New Zealand author, artist, broadcaster and curator

Sheridan Keith (born 1942) is a New Zealand author, artist, broadcaster and curator.

==Life and career==
Keith was born in Wellington in 1942. She is the daughter of ceramic artist and painter June Black. She studied zoology and English literature at Victoria University of Wellington. During the 1960s she spent a decade living in London, and returned to New Zealand in 1974, where she worked as a journalist for several years before beginning to write fiction.

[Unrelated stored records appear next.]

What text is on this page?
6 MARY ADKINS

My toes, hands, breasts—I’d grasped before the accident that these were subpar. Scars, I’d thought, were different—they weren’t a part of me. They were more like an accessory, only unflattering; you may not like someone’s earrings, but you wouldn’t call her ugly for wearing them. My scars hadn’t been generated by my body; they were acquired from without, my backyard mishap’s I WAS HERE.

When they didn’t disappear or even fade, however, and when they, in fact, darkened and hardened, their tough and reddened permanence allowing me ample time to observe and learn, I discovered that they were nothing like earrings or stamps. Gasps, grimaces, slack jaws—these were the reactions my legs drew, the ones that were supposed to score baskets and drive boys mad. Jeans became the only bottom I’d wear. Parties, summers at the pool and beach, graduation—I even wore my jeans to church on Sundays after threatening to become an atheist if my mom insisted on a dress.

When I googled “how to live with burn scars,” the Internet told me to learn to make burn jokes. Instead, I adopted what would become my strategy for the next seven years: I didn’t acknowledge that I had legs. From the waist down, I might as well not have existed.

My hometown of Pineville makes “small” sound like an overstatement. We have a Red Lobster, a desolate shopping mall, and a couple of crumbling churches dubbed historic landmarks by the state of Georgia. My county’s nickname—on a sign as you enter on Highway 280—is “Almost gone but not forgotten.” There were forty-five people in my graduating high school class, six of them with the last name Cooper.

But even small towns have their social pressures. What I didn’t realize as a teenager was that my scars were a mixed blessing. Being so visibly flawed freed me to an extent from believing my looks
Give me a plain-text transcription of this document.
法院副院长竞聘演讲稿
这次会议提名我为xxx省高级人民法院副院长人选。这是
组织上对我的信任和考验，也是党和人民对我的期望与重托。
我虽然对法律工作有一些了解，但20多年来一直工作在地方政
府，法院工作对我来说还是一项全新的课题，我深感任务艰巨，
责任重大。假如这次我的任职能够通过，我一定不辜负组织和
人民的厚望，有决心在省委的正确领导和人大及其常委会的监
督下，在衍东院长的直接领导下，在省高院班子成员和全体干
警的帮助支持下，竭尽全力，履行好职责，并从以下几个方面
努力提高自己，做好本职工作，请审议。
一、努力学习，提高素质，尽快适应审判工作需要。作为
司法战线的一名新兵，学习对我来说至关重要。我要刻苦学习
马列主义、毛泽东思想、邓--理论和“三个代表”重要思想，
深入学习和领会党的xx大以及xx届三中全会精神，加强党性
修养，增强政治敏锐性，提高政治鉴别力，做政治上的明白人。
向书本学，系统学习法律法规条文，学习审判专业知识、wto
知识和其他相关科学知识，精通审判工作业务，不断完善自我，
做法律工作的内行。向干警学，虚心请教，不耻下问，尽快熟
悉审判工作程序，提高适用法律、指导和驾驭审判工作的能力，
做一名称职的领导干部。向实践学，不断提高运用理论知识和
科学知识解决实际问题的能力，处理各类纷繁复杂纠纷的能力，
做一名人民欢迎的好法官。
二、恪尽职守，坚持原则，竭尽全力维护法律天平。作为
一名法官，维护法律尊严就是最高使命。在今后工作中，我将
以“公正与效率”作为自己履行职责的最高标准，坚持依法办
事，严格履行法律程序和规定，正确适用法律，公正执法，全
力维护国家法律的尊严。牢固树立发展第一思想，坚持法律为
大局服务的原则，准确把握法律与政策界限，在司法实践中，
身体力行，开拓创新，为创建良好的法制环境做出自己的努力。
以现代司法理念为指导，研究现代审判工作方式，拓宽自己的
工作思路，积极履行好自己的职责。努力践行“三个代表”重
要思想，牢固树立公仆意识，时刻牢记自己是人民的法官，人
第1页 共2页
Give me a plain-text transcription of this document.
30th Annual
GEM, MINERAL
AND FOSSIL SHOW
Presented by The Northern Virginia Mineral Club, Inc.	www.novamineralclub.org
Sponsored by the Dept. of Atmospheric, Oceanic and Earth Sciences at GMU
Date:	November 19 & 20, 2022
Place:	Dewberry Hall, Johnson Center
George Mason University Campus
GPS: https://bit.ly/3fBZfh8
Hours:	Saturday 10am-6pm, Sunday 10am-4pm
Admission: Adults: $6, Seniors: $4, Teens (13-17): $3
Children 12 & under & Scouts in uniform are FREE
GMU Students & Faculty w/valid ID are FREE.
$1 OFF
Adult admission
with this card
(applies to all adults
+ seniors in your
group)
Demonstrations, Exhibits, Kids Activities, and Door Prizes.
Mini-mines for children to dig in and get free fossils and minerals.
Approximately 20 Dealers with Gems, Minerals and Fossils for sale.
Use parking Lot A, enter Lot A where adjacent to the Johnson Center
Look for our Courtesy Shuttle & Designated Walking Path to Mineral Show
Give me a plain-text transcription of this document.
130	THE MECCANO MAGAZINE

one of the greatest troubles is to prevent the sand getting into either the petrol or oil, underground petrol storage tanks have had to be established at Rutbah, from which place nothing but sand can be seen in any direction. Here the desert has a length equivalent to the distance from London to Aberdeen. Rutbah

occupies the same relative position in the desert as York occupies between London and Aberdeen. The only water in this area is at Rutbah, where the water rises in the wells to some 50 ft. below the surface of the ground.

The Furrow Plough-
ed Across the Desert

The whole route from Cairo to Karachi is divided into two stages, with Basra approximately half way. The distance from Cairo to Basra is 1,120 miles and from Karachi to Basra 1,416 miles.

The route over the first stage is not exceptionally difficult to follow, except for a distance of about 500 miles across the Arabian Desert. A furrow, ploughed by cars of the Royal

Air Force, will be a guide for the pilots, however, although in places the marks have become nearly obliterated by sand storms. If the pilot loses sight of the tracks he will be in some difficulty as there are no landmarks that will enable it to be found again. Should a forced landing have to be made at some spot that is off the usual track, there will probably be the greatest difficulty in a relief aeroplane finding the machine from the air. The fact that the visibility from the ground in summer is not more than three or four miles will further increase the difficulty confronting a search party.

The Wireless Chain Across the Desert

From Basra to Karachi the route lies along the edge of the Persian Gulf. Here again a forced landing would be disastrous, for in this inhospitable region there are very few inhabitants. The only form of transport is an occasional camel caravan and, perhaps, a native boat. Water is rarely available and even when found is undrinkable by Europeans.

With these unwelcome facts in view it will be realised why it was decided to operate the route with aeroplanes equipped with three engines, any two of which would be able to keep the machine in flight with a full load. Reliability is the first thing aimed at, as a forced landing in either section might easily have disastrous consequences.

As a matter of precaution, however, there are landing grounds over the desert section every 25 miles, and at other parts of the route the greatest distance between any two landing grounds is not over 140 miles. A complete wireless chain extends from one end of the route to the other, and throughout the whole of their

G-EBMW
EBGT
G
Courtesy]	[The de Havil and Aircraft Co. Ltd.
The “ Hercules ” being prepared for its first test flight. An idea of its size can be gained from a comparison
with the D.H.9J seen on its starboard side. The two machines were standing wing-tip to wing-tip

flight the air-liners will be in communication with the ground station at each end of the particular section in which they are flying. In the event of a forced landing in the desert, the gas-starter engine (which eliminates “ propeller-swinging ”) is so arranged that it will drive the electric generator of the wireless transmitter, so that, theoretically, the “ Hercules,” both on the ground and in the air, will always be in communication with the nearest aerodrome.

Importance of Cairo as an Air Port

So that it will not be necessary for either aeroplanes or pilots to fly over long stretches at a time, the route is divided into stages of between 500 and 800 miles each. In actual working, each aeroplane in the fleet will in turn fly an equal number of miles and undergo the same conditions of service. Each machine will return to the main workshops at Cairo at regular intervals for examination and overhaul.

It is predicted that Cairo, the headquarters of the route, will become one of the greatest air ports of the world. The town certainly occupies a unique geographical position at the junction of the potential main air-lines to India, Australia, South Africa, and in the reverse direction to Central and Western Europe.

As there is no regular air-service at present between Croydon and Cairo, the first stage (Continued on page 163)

Her work has included broadcasting, journalism and teaching creative writing, and her writing has been published in The London Magazine, Landfall, the New Zealand Listener and other magazines. Her first collection of short stories, Shallow are the Smiles at the Supermarket (1991) was shortlisted in the Best First Book category of the Commonwealth Writers Prize. Her first novel, Zoology (1995), grew out of a short story included in her second collection of short stories, Animal Passions (1992). It won the Fiction Award at the 1996 Montana Book Awards. Academic Terry Sturm said Keith's short stories "focus on the practices and aspirations of women in a demanding world".

Since around 1995, Keith has owned a gallery called Blikfang Art and Antiques in Northcote, a suburb of Auckland.